AWS and Chrome DNS tricks

August 2, 2015

Back in the noughties I used to like blogging, in fact I liked blogging so much I had two WordPress blogs blog.petegraham.co.uk and tech.petegraham.co.uk.

Neither blog has been running for a while, however there are still some links to them. I wanted to redirect all traffic to either of these sub-domains to petegraham.co.uk with a permanently moved 301 header.

The DNS for petegraham.co.uk is handled by Route 53, I didn't want to have to set-up a server with Nginx just to handle redirects for a couple of sub-domains.

AWS Domain Redirects

Currently you can't have domain redirects using just Route 53 however Adrian Holovaty has written a good article on how to set this up with a combination of Route 53 and S3's "redirect all requests" feature http://www.holovaty.com/writing/aws-domain-redirection/.

Clear the DNS Cache in Chrome

Clearing the Chrome DNS cache is always useful when fiddling about with DNS settings. However I'm always forgetting how to do it. I've put this here mainly as a reminder to myself.

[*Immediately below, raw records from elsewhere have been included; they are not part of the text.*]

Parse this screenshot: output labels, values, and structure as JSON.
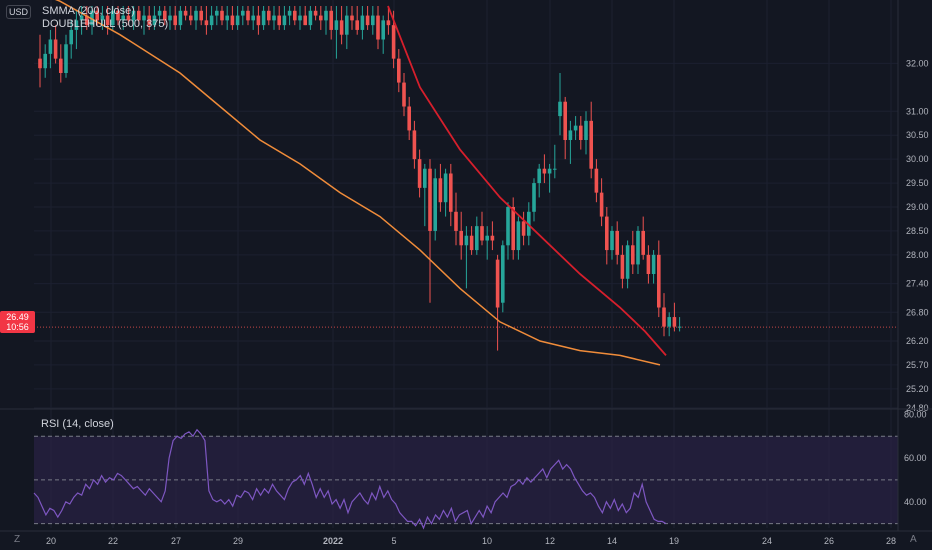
{
  "scale_mode": "USD",
  "corner_buttons": {
    "timezone": "Z",
    "auto": "A"
  },
  "legend": {
    "smma": "SMMA (200, close)",
    "hull": "DOUBLEHULL (500, 375)",
    "rsi": "RSI (14, close)"
  },
  "last_price": {
    "value": "26.49",
    "countdown": "10:56"
  },
  "colors": {
    "background": "#131722",
    "up": "#26a69a",
    "down": "#ef5350",
    "smma": "#f08c3a",
    "hull": "#d61f2c",
    "rsi_line": "#7e57c2",
    "rsi_band": "#2a2245"
  },
  "chart_data": [
    {
      "type": "candlestick",
      "x_ticks": [
        "20",
        "22",
        "27",
        "29",
        "2022",
        "5",
        "10",
        "12",
        "14",
        "19",
        "24",
        "26",
        "28"
      ],
      "y_ticks": [
        24.8,
        25.2,
        25.7,
        26.2,
        26.8,
        27.4,
        28.0,
        28.5,
        29.0,
        29.5,
        30.0,
        30.5,
        31.0,
        32.0
      ],
      "ylim": [
        24.8,
        33.2
      ],
      "candles": [
        {
          "o": 32.1,
          "h": 32.6,
          "l": 31.5,
          "c": 31.9
        },
        {
          "o": 31.9,
          "h": 32.4,
          "l": 31.7,
          "c": 32.2
        },
        {
          "o": 32.2,
          "h": 32.7,
          "l": 31.9,
          "c": 32.5
        },
        {
          "o": 32.5,
          "h": 32.8,
          "l": 32.0,
          "c": 32.1
        },
        {
          "o": 32.1,
          "h": 32.4,
          "l": 31.6,
          "c": 31.8
        },
        {
          "o": 31.8,
          "h": 32.6,
          "l": 31.7,
          "c": 32.4
        },
        {
          "o": 32.4,
          "h": 32.9,
          "l": 32.1,
          "c": 32.7
        },
        {
          "o": 32.7,
          "h": 33.1,
          "l": 32.3,
          "c": 32.9
        },
        {
          "o": 32.9,
          "h": 33.2,
          "l": 32.6,
          "c": 33.0
        },
        {
          "o": 33.0,
          "h": 33.2,
          "l": 32.7,
          "c": 32.8
        },
        {
          "o": 32.8,
          "h": 33.2,
          "l": 32.6,
          "c": 33.1
        },
        {
          "o": 33.1,
          "h": 33.2,
          "l": 32.8,
          "c": 32.9
        },
        {
          "o": 32.9,
          "h": 33.2,
          "l": 32.7,
          "c": 33.0
        },
        {
          "o": 33.0,
          "h": 33.2,
          "l": 32.6,
          "c": 32.8
        },
        {
          "o": 32.8,
          "h": 33.2,
          "l": 32.7,
          "c": 33.1
        },
        {
          "o": 33.1,
          "h": 33.2,
          "l": 32.8,
          "c": 32.9
        },
        {
          "o": 32.9,
          "h": 33.2,
          "l": 32.7,
          "c": 33.0
        },
        {
          "o": 33.0,
          "h": 33.2,
          "l": 32.8,
          "c": 32.9
        },
        {
          "o": 32.9,
          "h": 33.2,
          "l": 32.7,
          "c": 33.1
        },
        {
          "o": 33.1,
          "h": 33.2,
          "l": 32.8,
          "c": 32.9
        },
        {
          "o": 32.9,
          "h": 33.2,
          "l": 32.6,
          "c": 33.0
        },
        {
          "o": 33.0,
          "h": 33.2,
          "l": 32.7,
          "c": 32.8
        },
        {
          "o": 32.8,
          "h": 33.2,
          "l": 32.7,
          "c": 33.0
        },
        {
          "o": 33.0,
          "h": 33.2,
          "l": 32.8,
          "c": 33.1
        },
        {
          "o": 33.1,
          "h": 33.2,
          "l": 32.8,
          "c": 32.9
        },
        {
          "o": 32.9,
          "h": 33.2,
          "l": 32.7,
          "c": 33.0
        },
        {
          "o": 33.0,
          "h": 33.2,
          "l": 32.7,
          "c": 32.8
        },
        {
          "o": 32.8,
          "h": 33.2,
          "l": 32.7,
          "c": 33.1
        },
        {
          "o": 33.1,
          "h": 33.2,
          "l": 32.9,
          "c": 33.0
        },
        {
          "o": 33.0,
          "h": 33.2,
          "l": 32.8,
          "c": 32.9
        },
        {
          "o": 32.9,
          "h": 33.2,
          "l": 32.7,
          "c": 33.1
        },
        {
          "o": 33.1,
          "h": 33.2,
          "l": 32.8,
          "c": 32.9
        },
        {
          "o": 32.9,
          "h": 33.2,
          "l": 32.6,
          "c": 32.8
        },
        {
          "o": 32.8,
          "h": 33.2,
          "l": 32.7,
          "c": 33.0
        },
        {
          "o": 33.0,
          "h": 33.2,
          "l": 32.8,
          "c": 33.1
        },
        {
          "o": 33.1,
          "h": 33.2,
          "l": 32.8,
          "c": 32.9
        },
        {
          "o": 32.9,
          "h": 33.2,
          "l": 32.7,
          "c": 33.0
        },
        {
          "o": 33.0,
          "h": 33.2,
          "l": 32.7,
          "c": 32.8
        },
        {
          "o": 32.8,
          "h": 33.2,
          "l": 32.7,
          "c": 33.0
        },
        {
          "o": 33.0,
          "h": 33.2,
          "l": 32.8,
          "c": 33.1
        },
        {
          "o": 33.1,
          "h": 33.2,
          "l": 32.8,
          "c": 32.9
        },
        {
          "o": 32.9,
          "h": 33.2,
          "l": 32.7,
          "c": 33.0
        },
        {
          "o": 33.0,
          "h": 33.2,
          "l": 32.6,
          "c": 32.8
        },
        {
          "o": 32.8,
          "h": 33.2,
          "l": 32.7,
          "c": 33.1
        },
        {
          "o": 33.1,
          "h": 33.2,
          "l": 32.8,
          "c": 32.9
        },
        {
          "o": 32.9,
          "h": 33.2,
          "l": 32.7,
          "c": 33.0
        },
        {
          "o": 33.0,
          "h": 33.2,
          "l": 32.7,
          "c": 32.8
        },
        {
          "o": 32.8,
          "h": 33.2,
          "l": 32.7,
          "c": 33.0
        },
        {
          "o": 33.0,
          "h": 33.2,
          "l": 32.8,
          "c": 33.1
        },
        {
          "o": 33.1,
          "h": 33.2,
          "l": 32.8,
          "c": 32.9
        },
        {
          "o": 32.9,
          "h": 33.2,
          "l": 32.7,
          "c": 33.0
        },
        {
          "o": 33.0,
          "h": 33.2,
          "l": 32.8,
          "c": 32.8
        },
        {
          "o": 32.8,
          "h": 33.2,
          "l": 32.7,
          "c": 33.1
        },
        {
          "o": 33.1,
          "h": 33.2,
          "l": 32.9,
          "c": 33.0
        },
        {
          "o": 33.0,
          "h": 33.2,
          "l": 32.7,
          "c": 32.9
        },
        {
          "o": 32.9,
          "h": 33.2,
          "l": 32.6,
          "c": 33.1
        },
        {
          "o": 33.1,
          "h": 33.2,
          "l": 32.5,
          "c": 32.7
        },
        {
          "o": 32.7,
          "h": 33.2,
          "l": 32.1,
          "c": 32.9
        },
        {
          "o": 32.9,
          "h": 33.2,
          "l": 32.4,
          "c": 32.6
        },
        {
          "o": 32.6,
          "h": 33.2,
          "l": 32.3,
          "c": 33.0
        },
        {
          "o": 33.0,
          "h": 33.2,
          "l": 32.7,
          "c": 32.9
        },
        {
          "o": 32.9,
          "h": 33.2,
          "l": 32.6,
          "c": 32.7
        },
        {
          "o": 32.7,
          "h": 33.2,
          "l": 32.5,
          "c": 33.0
        },
        {
          "o": 33.0,
          "h": 33.2,
          "l": 32.7,
          "c": 32.8
        },
        {
          "o": 32.8,
          "h": 33.2,
          "l": 32.6,
          "c": 33.0
        },
        {
          "o": 33.0,
          "h": 33.2,
          "l": 32.3,
          "c": 32.5
        },
        {
          "o": 32.5,
          "h": 33.0,
          "l": 32.2,
          "c": 32.9
        },
        {
          "o": 32.9,
          "h": 33.2,
          "l": 32.6,
          "c": 32.8
        },
        {
          "o": 32.8,
          "h": 33.1,
          "l": 31.9,
          "c": 32.1
        },
        {
          "o": 32.1,
          "h": 32.3,
          "l": 31.4,
          "c": 31.6
        },
        {
          "o": 31.6,
          "h": 31.8,
          "l": 30.9,
          "c": 31.1
        },
        {
          "o": 31.1,
          "h": 31.3,
          "l": 30.4,
          "c": 30.6
        },
        {
          "o": 30.6,
          "h": 30.8,
          "l": 29.8,
          "c": 30.0
        },
        {
          "o": 30.0,
          "h": 30.2,
          "l": 29.2,
          "c": 29.4
        },
        {
          "o": 29.4,
          "h": 29.9,
          "l": 28.6,
          "c": 29.8
        },
        {
          "o": 29.8,
          "h": 30.0,
          "l": 27.0,
          "c": 28.5
        },
        {
          "o": 28.5,
          "h": 29.8,
          "l": 28.3,
          "c": 29.6
        },
        {
          "o": 29.6,
          "h": 29.9,
          "l": 28.9,
          "c": 29.1
        },
        {
          "o": 29.1,
          "h": 29.8,
          "l": 28.8,
          "c": 29.7
        },
        {
          "o": 29.7,
          "h": 29.9,
          "l": 28.6,
          "c": 28.9
        },
        {
          "o": 28.9,
          "h": 29.3,
          "l": 28.2,
          "c": 28.5
        },
        {
          "o": 28.5,
          "h": 28.9,
          "l": 27.9,
          "c": 28.2
        },
        {
          "o": 28.2,
          "h": 28.6,
          "l": 27.3,
          "c": 28.4
        },
        {
          "o": 28.4,
          "h": 28.6,
          "l": 28.0,
          "c": 28.1
        },
        {
          "o": 28.1,
          "h": 28.8,
          "l": 28.0,
          "c": 28.6
        },
        {
          "o": 28.6,
          "h": 28.9,
          "l": 28.2,
          "c": 28.3
        },
        {
          "o": 28.3,
          "h": 28.6,
          "l": 27.9,
          "c": 28.4
        },
        {
          "o": 28.4,
          "h": 28.7,
          "l": 28.1,
          "c": 28.3
        },
        {
          "o": 27.9,
          "h": 28.0,
          "l": 26.0,
          "c": 26.9
        },
        {
          "o": 27.0,
          "h": 28.3,
          "l": 26.8,
          "c": 28.2
        },
        {
          "o": 28.2,
          "h": 29.1,
          "l": 27.9,
          "c": 29.0
        },
        {
          "o": 29.0,
          "h": 29.2,
          "l": 27.9,
          "c": 28.1
        },
        {
          "o": 28.1,
          "h": 28.8,
          "l": 27.9,
          "c": 28.7
        },
        {
          "o": 28.7,
          "h": 28.9,
          "l": 28.2,
          "c": 28.4
        },
        {
          "o": 28.4,
          "h": 29.1,
          "l": 28.2,
          "c": 28.9
        },
        {
          "o": 28.9,
          "h": 29.6,
          "l": 28.7,
          "c": 29.5
        },
        {
          "o": 29.5,
          "h": 29.9,
          "l": 29.2,
          "c": 29.8
        },
        {
          "o": 29.8,
          "h": 30.1,
          "l": 29.5,
          "c": 29.7
        },
        {
          "o": 29.7,
          "h": 29.9,
          "l": 29.3,
          "c": 29.8
        },
        {
          "o": 29.8,
          "h": 30.3,
          "l": 29.6,
          "c": 29.8
        },
        {
          "o": 30.9,
          "h": 31.8,
          "l": 30.5,
          "c": 31.2
        },
        {
          "o": 31.2,
          "h": 31.3,
          "l": 30.0,
          "c": 30.4
        },
        {
          "o": 30.4,
          "h": 30.8,
          "l": 29.9,
          "c": 30.6
        },
        {
          "o": 30.6,
          "h": 30.9,
          "l": 30.4,
          "c": 30.7
        },
        {
          "o": 30.7,
          "h": 30.9,
          "l": 30.2,
          "c": 30.4
        },
        {
          "o": 30.4,
          "h": 31.0,
          "l": 30.1,
          "c": 30.8
        },
        {
          "o": 30.8,
          "h": 31.2,
          "l": 29.6,
          "c": 29.8
        },
        {
          "o": 29.8,
          "h": 30.0,
          "l": 29.1,
          "c": 29.3
        },
        {
          "o": 29.3,
          "h": 29.6,
          "l": 28.6,
          "c": 28.8
        },
        {
          "o": 28.8,
          "h": 29.0,
          "l": 27.8,
          "c": 28.1
        },
        {
          "o": 28.1,
          "h": 28.6,
          "l": 27.9,
          "c": 28.5
        },
        {
          "o": 28.5,
          "h": 28.7,
          "l": 27.8,
          "c": 28.0
        },
        {
          "o": 28.0,
          "h": 28.2,
          "l": 27.3,
          "c": 27.5
        },
        {
          "o": 27.5,
          "h": 28.3,
          "l": 27.3,
          "c": 28.2
        },
        {
          "o": 28.2,
          "h": 28.5,
          "l": 27.6,
          "c": 27.8
        },
        {
          "o": 27.8,
          "h": 28.6,
          "l": 27.6,
          "c": 28.5
        },
        {
          "o": 28.5,
          "h": 28.8,
          "l": 27.9,
          "c": 28.0
        },
        {
          "o": 28.0,
          "h": 28.2,
          "l": 27.4,
          "c": 27.6
        },
        {
          "o": 27.6,
          "h": 28.1,
          "l": 27.4,
          "c": 28.0
        },
        {
          "o": 28.0,
          "h": 28.3,
          "l": 26.7,
          "c": 26.9
        },
        {
          "o": 26.9,
          "h": 27.2,
          "l": 26.3,
          "c": 26.5
        },
        {
          "o": 26.5,
          "h": 26.8,
          "l": 26.3,
          "c": 26.7
        },
        {
          "o": 26.7,
          "h": 27.0,
          "l": 26.4,
          "c": 26.5
        },
        {
          "o": 26.5,
          "h": 26.7,
          "l": 26.4,
          "c": 26.5
        }
      ],
      "smma": [
        [
          0,
          33.8
        ],
        [
          60,
          33.3
        ],
        [
          120,
          32.6
        ],
        [
          180,
          31.8
        ],
        [
          220,
          31.1
        ],
        [
          260,
          30.4
        ],
        [
          300,
          29.9
        ],
        [
          340,
          29.3
        ],
        [
          380,
          28.8
        ],
        [
          420,
          28.1
        ],
        [
          460,
          27.3
        ],
        [
          500,
          26.6
        ],
        [
          540,
          26.2
        ],
        [
          580,
          26.0
        ],
        [
          620,
          25.9
        ],
        [
          660,
          25.7
        ]
      ],
      "hull": [
        [
          388,
          33.2
        ],
        [
          420,
          31.5
        ],
        [
          460,
          30.2
        ],
        [
          500,
          29.2
        ],
        [
          540,
          28.4
        ],
        [
          580,
          27.6
        ],
        [
          620,
          26.9
        ],
        [
          645,
          26.4
        ],
        [
          666,
          25.9
        ]
      ],
      "rsi": {
        "ticks": [
          40,
          60,
          80
        ],
        "ylim": [
          28,
          82
        ],
        "upper_band": 70,
        "lower_band": 30,
        "mid": 50,
        "values": [
          44,
          42,
          38,
          34,
          37,
          36,
          33,
          36,
          40,
          39,
          42,
          44,
          43,
          48,
          46,
          50,
          48,
          52,
          49,
          51,
          50,
          53,
          52,
          50,
          48,
          46,
          47,
          45,
          43,
          46,
          44,
          42,
          40,
          45,
          60,
          68,
          70,
          69,
          71,
          72,
          70,
          73,
          71,
          68,
          45,
          41,
          40,
          41,
          39,
          41,
          38,
          43,
          42,
          45,
          44,
          41,
          46,
          43,
          46,
          44,
          48,
          45,
          43,
          41,
          46,
          49,
          50,
          52,
          48,
          53,
          48,
          42,
          46,
          42,
          45,
          39,
          41,
          37,
          41,
          35,
          40,
          42,
          44,
          41,
          39,
          44,
          41,
          47,
          42,
          45,
          41,
          39,
          35,
          33,
          31,
          31,
          29,
          32,
          28,
          33,
          30,
          34,
          32,
          36,
          33,
          37,
          31,
          34,
          35,
          36,
          30,
          33,
          36,
          33,
          38,
          35,
          40,
          42,
          44,
          42,
          47,
          48,
          50,
          48,
          51,
          49,
          51,
          53,
          55,
          51,
          55,
          57,
          59,
          55,
          57,
          55,
          51,
          48,
          45,
          43,
          44,
          42,
          38,
          35,
          40,
          37,
          41,
          36,
          39,
          35,
          37,
          44,
          42,
          48,
          40,
          36,
          32,
          31,
          31,
          30
        ]
      }
    }
  ]
}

Put the following in your browser's address bar:

chrome://net-internals/#dns

Then hit the "Clear host cache" button. Annoyingly if I make it into a hyper link it doesn't work. I assume for security reasons.

Curl headers

Another thing I forget is how to just get the headers with curl.

curl -I blog.petegraham.co.uk

Running this shows going to blog.petegraham.co.uk now gives us HTTP header 301 Moved Permanently to petegraham.co.uk.